Paul Belschner, CEO of BASE Companies, has helped oversee the conversion of several former canning factory buildings in downtown Green Bay into new, modern office space at the heart of the Rail Yard District. He said there’s still interest, albeit a little more tentative, in available space.
“It might be with more flexible lease terms or companies thinking about expansions, but they’re not really sure when (it will happen),” he said. “A lot of dates have been pushed back as companies keep pushing their return to the office dates out further.”
The new office
Vasquez expects more companies to embrace giving employees the option to work remotely, in the office, or to split their work weeks between the two. He said it adds flexibility that employees seek at a time when 43% of employers say they expect the availability of their workforce to be reduced this fall due to child care needs as a result of many Wisconsin school districts offering only part-time or no in-person instruction.
“Rather than choosing one or the other, companies are providing their employees the option to work in the office or from home,” Vasquez said. “We expect this need for flexibility to continue since personal preferences, home and family dynamics, and health concerns vary among employees.”
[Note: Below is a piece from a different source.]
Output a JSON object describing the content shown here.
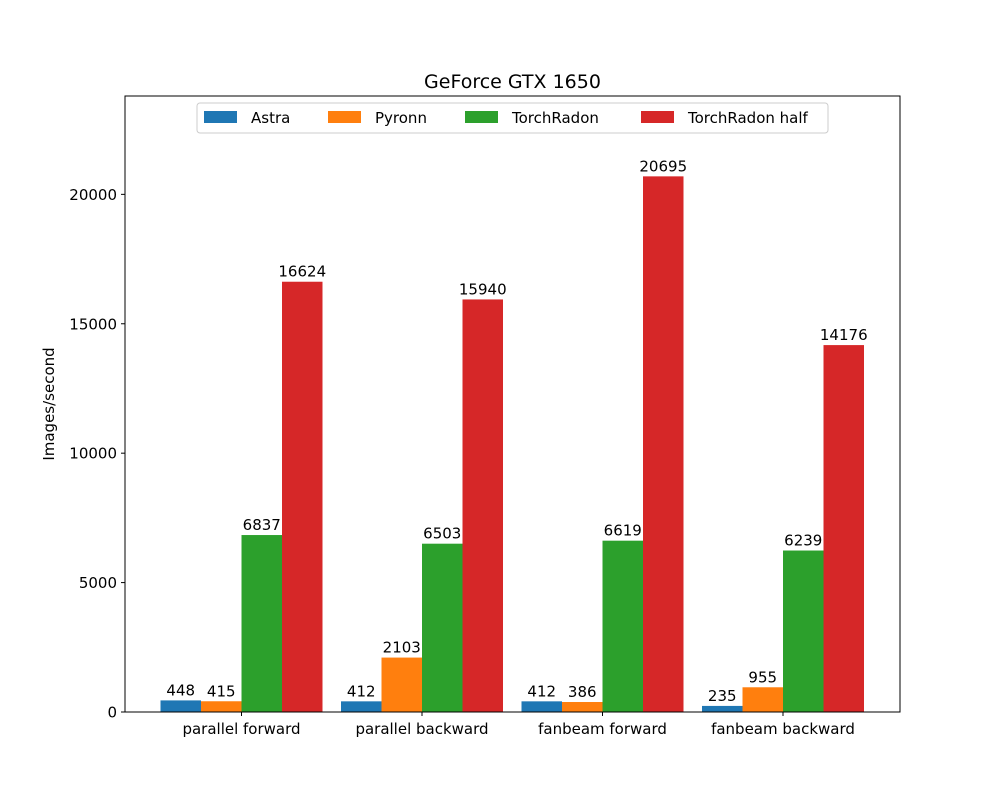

Webb said most companies that KI works with on office design and equipment have not abandoned their offices, but instead have sought ways to adapt their spaces to meet safety and sanitation guidelines while also providing functionality that will last beyond the pandemic.
“We have a menu of options from Plexiglas screens to full-size whiteboards that we bring to our clients so that when they pandemic goes away, which we hope it does, they will be able to use them for other areas of engagement and collaboration,” Webb said. “We have a lot of clients who were all in on the open workplace … no barriers, wide open … and now they have to figure out how to increase barriers.”
Webb said a lot of KI customers are getting close to making a decision about how to return to the office, though that varies depending on where individual states are in their efforts to reduce the spread of coronavirus. He said companies should think about their culture and solicit input from employees as they consider changes.
Secura sees maintaining its company’s culture as a key piece of the puzzle even if employees are home alone for a lot longer. That means it encourages virtual team lunches, video messages, online trivia sessions and photo challenges.
For those who have returned to office work, Secura requires social distancing and masks, has implemented more cleaning and sanitizing through the entire building, made some rooms and areas off limits and installed a building-wide air purifier that kills airborne viruses.
“Keeping our associates safe is our top priority,” said Secura CEO Dave Gross.